Abstract
Background
Availability of reliable, valid, and feasible workplace-based assessment (WBA) tools is important to allow faculty to make important and complex judgments about resident competence. The Minicard is a WBA direct observation tool designed to provide formative feedback while supporting critical competency decisions.
Objective
The purpose of this study was to collect validity and feasibility evidence for use of the Minicard for formative assessment of internal medicine residents.
Methods
We conducted a retrospective cohort analysis of Minicard observations from 2005–2011 in 1 institution to obtain validity evidence, including content (settings, observation rates, independent raters); response process (rating distributions across the scale and ratings by month in the program); consequences (qualitative assessment of action plans); and feasibility (time to collect observations).
Results
Eighty faculty observers recorded 3715 observations of 73 residents in the inpatient ward (43%), clinic (39%), intensive care (15%), and emergency department (3%) settings. Internal medicine residents averaged 28 (SD = 8.4) observations per year from 9 (SD = 4.1) independent observers. Minicards had an average of 5 (SD = 5.1) discrete recorded observations per card. Rating distributions covered the entire rating scale, and increased significantly over the time in training. Half of the observations included action plans with action-oriented feedback, 11% had observational feedback, 9% had minimal feedback, and 30% had no recorded plan. Observations averaged 15.6 (SD = 9.5) minutes.
Conclusions
Validity evidence for the Minicard direct observation tool demonstrates its ability to facilitate identification of “struggling” residents and provide feedback, supporting its use for the formative assessment of internal medicine residents.
What was known and gap
Faculty need reliable, valid, and feasible tools for workplace-based assessments of residents.
What is new
A study to assess the reliability, validity, and feasibility of a direct observation tool (the Minicard) in internal medicine residents.
Limitations
Single site, single specialty study limits generalizability; incentives provided may reduce feasibility.
Bottom line
The Minicard was able to identify “struggling” residents, making it a useful tool for formative assessment and feedback.

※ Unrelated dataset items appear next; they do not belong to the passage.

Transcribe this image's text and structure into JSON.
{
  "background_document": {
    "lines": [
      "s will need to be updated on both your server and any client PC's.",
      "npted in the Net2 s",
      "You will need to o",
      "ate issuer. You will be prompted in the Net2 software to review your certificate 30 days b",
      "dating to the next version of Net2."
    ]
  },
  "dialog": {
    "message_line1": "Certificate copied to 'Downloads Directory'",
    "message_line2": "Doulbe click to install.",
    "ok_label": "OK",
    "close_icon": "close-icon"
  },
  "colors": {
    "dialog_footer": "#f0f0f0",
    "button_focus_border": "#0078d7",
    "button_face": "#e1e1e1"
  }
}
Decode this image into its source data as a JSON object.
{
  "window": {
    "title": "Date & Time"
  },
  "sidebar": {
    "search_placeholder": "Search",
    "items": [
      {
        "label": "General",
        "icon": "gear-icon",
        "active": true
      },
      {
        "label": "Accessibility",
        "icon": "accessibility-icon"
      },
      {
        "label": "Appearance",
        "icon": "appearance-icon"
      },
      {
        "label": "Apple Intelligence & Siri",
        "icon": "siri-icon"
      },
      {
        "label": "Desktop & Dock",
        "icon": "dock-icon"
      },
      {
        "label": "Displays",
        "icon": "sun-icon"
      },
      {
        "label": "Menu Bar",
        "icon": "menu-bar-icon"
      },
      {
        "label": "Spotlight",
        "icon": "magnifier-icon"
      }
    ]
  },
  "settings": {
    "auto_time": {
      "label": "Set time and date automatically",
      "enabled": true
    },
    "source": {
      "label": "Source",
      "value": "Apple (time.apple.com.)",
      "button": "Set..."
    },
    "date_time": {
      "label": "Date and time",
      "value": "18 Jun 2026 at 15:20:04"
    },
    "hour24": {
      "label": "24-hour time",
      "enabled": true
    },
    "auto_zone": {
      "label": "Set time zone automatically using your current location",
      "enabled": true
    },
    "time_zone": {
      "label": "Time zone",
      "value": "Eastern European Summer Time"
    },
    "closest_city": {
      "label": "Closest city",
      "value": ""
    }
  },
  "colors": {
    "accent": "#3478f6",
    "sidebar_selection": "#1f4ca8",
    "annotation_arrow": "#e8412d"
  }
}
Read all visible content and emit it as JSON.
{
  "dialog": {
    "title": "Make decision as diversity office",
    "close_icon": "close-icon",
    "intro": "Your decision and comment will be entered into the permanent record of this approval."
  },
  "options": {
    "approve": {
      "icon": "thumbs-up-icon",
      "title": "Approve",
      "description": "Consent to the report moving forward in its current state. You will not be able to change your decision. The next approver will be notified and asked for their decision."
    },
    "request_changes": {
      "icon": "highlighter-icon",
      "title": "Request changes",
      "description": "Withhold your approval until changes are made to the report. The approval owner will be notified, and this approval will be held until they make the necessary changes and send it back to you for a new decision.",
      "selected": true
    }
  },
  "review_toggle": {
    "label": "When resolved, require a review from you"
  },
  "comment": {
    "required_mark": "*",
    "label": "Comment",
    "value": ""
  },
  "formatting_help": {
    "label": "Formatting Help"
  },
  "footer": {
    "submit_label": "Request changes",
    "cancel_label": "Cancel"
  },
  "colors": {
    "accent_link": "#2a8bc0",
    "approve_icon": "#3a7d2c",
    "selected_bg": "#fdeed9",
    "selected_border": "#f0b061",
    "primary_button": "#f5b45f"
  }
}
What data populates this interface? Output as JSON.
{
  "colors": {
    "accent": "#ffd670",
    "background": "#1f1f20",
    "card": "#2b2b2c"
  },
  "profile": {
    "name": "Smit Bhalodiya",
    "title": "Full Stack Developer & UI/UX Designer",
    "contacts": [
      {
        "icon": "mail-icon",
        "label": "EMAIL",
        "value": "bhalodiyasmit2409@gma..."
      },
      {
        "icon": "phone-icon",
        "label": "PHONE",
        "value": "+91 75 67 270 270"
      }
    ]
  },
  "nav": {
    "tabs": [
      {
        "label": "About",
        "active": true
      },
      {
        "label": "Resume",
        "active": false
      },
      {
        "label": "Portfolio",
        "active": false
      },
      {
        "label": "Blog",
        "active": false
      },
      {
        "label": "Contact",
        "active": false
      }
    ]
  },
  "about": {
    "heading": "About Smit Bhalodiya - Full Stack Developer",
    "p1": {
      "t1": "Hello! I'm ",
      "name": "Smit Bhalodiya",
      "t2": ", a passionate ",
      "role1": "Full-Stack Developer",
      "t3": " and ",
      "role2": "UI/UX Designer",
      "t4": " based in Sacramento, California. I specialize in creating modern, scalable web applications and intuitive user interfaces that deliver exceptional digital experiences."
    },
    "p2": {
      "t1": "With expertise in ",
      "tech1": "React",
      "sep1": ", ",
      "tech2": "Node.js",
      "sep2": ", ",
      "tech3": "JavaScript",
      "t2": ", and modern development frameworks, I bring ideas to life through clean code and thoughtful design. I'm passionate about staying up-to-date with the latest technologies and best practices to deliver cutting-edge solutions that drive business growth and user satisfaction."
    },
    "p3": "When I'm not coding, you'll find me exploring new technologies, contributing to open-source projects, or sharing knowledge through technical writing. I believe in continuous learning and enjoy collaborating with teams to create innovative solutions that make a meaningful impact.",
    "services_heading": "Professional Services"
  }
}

Editor's Note: The online version of this article contains the Minicard used in the study.
Introduction
In the past decade, outcomes-based educational models for graduate medical education have been implemented in the United States, Canada, the United Kingdom, and the Netherlands.1 Learner assessment in this approach generates rich narrative descriptions of the behaviors of a competent professional, which are used to determine progress and achievement toward these goals. The development of workplace-based assessments (WBAs) that are reliable, valid, feasible, educationally useful, and acceptable to faculty raters is critical to making these complex judgments.2,3 In addition, if the goal is assessment for learning,4 workplace assessment tools should prioritize meaningful narratives of encounters in order to promote formative feedback5 while providing discrete observations to allow summative evaluators to determine a learner's progress toward educational goals. Since learner performance may vary with different observers, case content, venue, and case complexity (“context specificity”), WBAs must be flexible enough for use by multiple independent observers6,7 and must be able to sample the breadth of learner performances.8,9 The Reading Minicard10 is a direct observation tool that was developed with the goal of increasing formative feedback while aligning the tool to the expertise and priorities of faculty observers.
In a study in which faculty rated scripted videos of trainees, the Minicard produced more accurate detection of unsatisfactory performances and identified more specific behaviors than the commonly used Mini-CEX direct observation tool, making the Minicard potentially useful as a formative tool.10 To this point, validity evidence has not been generated to support the interpretation of the Minicard scores. Our project sought to begin to fill this gap.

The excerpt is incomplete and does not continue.